Per Martina è diventata una vera e propria missione quella di convincere gli onnivori che i formaggi vegani, fatti con i tempi e la stagionatura giusta, sono più buoni di quelli tradizionali per l’impatto che hanno sulla salute, sul pianeta e sugli animali. Questo non vuol dire eliminare i formaggi tradizionali dalle nostre tavole: alcune produzioni sono delle vere e proprie eccellenze, ma è importante dare la giusta alternativa così che anche una persona onnivora possa acquistare insieme alla carne e al formaggio anche alternative vegetali.
FORMAGGI VEGANI, CRESCE LA DOMANDA MANCA ANCORA L’OFFERTA
«L’errore di molti vegani è essere assolutisti e poco inclusivi verso il resto il mondo. Bisogna aprirsi. Sempre più aziende agricole, nonostante abbiano mucche e producano latte, stanno cercando di convertirsi per rispondere alla domanda di mercato che continua ad aumentare. Ma siamo solo agli inizi. Non si diventa casari in un giorno. Bisogna studiare, sperimentare e ricercare per creare un’offerta degna di nota».

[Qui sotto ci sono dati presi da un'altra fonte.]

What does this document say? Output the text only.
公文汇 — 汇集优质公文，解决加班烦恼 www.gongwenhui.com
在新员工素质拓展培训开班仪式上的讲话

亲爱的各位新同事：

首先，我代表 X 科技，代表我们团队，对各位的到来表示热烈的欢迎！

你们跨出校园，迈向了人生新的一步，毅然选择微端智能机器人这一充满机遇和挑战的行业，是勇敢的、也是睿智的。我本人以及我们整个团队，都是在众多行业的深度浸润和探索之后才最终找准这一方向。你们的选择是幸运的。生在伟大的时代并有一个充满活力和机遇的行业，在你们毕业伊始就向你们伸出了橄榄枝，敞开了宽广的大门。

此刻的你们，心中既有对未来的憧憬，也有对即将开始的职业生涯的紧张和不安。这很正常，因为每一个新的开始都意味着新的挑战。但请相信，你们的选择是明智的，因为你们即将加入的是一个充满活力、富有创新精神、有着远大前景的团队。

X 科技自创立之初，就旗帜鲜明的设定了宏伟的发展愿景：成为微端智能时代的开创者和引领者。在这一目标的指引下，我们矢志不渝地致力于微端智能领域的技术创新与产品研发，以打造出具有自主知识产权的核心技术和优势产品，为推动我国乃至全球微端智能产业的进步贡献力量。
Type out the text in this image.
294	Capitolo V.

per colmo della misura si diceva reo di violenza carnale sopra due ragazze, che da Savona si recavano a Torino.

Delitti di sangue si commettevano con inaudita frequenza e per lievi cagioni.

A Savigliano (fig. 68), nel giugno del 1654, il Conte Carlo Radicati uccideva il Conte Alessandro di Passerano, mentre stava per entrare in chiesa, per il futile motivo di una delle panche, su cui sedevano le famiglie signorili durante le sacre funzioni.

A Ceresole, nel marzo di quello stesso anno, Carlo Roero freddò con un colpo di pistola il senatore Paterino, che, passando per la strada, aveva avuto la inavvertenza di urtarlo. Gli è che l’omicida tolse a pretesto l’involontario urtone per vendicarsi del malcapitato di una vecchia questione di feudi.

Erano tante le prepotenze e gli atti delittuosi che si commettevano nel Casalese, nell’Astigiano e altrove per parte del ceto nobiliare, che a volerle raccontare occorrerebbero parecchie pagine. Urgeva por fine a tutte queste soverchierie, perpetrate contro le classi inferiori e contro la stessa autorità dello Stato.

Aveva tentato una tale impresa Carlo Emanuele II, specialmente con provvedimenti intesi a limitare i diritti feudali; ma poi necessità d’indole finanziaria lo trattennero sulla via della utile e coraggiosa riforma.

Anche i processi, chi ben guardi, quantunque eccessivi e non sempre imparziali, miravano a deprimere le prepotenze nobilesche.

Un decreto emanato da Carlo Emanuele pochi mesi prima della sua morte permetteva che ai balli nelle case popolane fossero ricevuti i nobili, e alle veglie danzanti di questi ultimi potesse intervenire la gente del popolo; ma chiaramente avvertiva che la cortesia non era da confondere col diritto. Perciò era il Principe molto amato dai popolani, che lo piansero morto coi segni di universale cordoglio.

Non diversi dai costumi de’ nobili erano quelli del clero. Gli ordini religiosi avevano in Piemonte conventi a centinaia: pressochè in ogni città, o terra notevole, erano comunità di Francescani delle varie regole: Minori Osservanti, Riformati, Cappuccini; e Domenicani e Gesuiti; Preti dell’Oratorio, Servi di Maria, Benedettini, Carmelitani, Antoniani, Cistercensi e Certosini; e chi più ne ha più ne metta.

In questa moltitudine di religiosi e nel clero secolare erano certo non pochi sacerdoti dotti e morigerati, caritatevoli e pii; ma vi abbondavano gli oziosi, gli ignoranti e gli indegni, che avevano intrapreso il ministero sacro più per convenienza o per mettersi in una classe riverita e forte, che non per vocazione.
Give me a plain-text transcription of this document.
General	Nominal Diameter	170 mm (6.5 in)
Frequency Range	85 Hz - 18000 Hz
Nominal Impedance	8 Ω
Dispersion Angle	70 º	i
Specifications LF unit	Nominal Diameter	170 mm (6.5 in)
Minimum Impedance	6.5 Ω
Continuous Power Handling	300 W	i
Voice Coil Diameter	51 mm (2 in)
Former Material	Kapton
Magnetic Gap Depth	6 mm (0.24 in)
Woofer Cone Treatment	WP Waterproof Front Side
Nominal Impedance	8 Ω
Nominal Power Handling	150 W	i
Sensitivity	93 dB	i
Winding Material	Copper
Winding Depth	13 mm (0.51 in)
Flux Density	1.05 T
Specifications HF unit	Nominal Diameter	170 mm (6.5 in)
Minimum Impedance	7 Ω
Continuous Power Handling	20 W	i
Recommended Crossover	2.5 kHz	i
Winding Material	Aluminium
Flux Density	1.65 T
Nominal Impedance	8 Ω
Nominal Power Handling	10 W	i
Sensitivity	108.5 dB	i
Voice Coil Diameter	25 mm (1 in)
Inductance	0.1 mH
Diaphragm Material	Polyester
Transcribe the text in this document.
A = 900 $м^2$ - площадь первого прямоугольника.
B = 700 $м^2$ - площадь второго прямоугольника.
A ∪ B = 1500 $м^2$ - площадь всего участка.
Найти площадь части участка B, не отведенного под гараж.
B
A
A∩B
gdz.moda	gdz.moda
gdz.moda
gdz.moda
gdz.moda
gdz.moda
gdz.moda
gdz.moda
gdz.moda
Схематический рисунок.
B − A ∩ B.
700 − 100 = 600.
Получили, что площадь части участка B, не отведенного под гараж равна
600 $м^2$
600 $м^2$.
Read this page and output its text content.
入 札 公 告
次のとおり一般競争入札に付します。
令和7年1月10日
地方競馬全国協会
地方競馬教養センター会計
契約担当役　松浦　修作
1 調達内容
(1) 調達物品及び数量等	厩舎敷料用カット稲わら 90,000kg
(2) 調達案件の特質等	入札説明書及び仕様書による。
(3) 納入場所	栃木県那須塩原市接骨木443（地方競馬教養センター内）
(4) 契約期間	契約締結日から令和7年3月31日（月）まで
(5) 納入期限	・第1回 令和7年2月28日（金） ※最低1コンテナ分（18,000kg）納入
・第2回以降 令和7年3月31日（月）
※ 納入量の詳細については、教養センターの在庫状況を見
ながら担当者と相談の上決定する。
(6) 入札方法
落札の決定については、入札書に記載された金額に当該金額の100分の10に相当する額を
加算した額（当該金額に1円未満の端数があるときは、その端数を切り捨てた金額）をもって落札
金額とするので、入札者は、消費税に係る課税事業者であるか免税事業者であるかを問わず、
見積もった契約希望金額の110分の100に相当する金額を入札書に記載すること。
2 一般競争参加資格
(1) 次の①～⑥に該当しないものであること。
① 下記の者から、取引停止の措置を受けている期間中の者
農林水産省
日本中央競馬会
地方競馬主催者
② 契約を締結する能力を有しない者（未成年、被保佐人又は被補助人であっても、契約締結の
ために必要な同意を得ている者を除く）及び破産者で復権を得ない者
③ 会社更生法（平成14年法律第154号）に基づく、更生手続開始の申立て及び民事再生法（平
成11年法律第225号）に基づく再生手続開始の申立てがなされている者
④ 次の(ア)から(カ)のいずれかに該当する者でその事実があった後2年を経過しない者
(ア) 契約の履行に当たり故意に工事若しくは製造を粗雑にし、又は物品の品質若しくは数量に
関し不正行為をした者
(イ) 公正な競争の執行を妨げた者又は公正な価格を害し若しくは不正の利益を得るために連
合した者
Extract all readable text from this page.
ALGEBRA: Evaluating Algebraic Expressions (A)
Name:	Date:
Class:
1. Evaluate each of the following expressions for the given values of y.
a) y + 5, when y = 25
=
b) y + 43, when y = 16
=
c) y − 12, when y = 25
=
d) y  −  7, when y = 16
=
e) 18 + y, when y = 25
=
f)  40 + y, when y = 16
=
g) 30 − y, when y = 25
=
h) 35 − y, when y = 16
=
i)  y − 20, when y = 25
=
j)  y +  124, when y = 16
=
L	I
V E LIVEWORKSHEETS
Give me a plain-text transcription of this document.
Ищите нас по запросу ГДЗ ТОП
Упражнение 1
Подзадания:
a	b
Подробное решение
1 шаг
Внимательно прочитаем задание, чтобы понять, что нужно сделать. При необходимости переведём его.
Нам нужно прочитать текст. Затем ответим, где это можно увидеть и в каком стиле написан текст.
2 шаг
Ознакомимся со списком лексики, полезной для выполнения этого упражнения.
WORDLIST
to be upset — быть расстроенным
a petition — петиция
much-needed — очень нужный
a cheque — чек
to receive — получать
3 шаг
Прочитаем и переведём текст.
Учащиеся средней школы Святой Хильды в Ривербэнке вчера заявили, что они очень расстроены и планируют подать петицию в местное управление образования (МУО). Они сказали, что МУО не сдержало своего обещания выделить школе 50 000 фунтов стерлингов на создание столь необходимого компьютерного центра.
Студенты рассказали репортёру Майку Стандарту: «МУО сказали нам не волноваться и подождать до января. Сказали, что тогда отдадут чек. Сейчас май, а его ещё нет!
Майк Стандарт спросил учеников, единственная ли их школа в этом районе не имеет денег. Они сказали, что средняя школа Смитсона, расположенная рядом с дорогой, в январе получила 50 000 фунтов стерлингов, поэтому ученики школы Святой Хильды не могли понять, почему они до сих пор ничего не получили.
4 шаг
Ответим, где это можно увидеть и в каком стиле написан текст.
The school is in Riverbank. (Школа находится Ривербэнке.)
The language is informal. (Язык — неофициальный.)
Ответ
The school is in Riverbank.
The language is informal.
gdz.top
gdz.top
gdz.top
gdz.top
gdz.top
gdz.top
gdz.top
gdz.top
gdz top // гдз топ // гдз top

«Io riesco a fare queste piccole produzioni più che altro per fare esperimenti, ma non sono un produttore di formaggi, servono leggi, ricerche e fondi che aiutino le aziende tradizionali ad avviarsi verso questa transizione. Il giorno in cui un casaro, un produttore di formaggi tradizionali, sperimenterà formaggi a partire dalla soia, ad esempio, sono sicura che realizzerà un prodotto buonissimo», sottolinea Martina.
La sua esperienza all’estero ha contribuito molto ad avviare una transizione anche all’interno dell’azienda di famiglia, ma non è per tutti così. Affinché questo processo possa diffondersi serve maggiore consapevolezza dell’impatto ambientale e sociale, dell’involuzione di certe politiche attuali, serve essere educati a questo tipo di informazioni per avere cittadini più attenti e impegnati. «Solo un’educazione a partire dalla scuola che tenga conto di tutto questo, che guardi al benessere globale, che valorizzi un’economia locale con i produttori, le materie prime e l’unicità di un paese straordinario come nel nostro caso è l’Italia, può essere la svolta decisiva per realizzare questo cambiamento culturale ormai sempre più indispensabile», conclude Martina.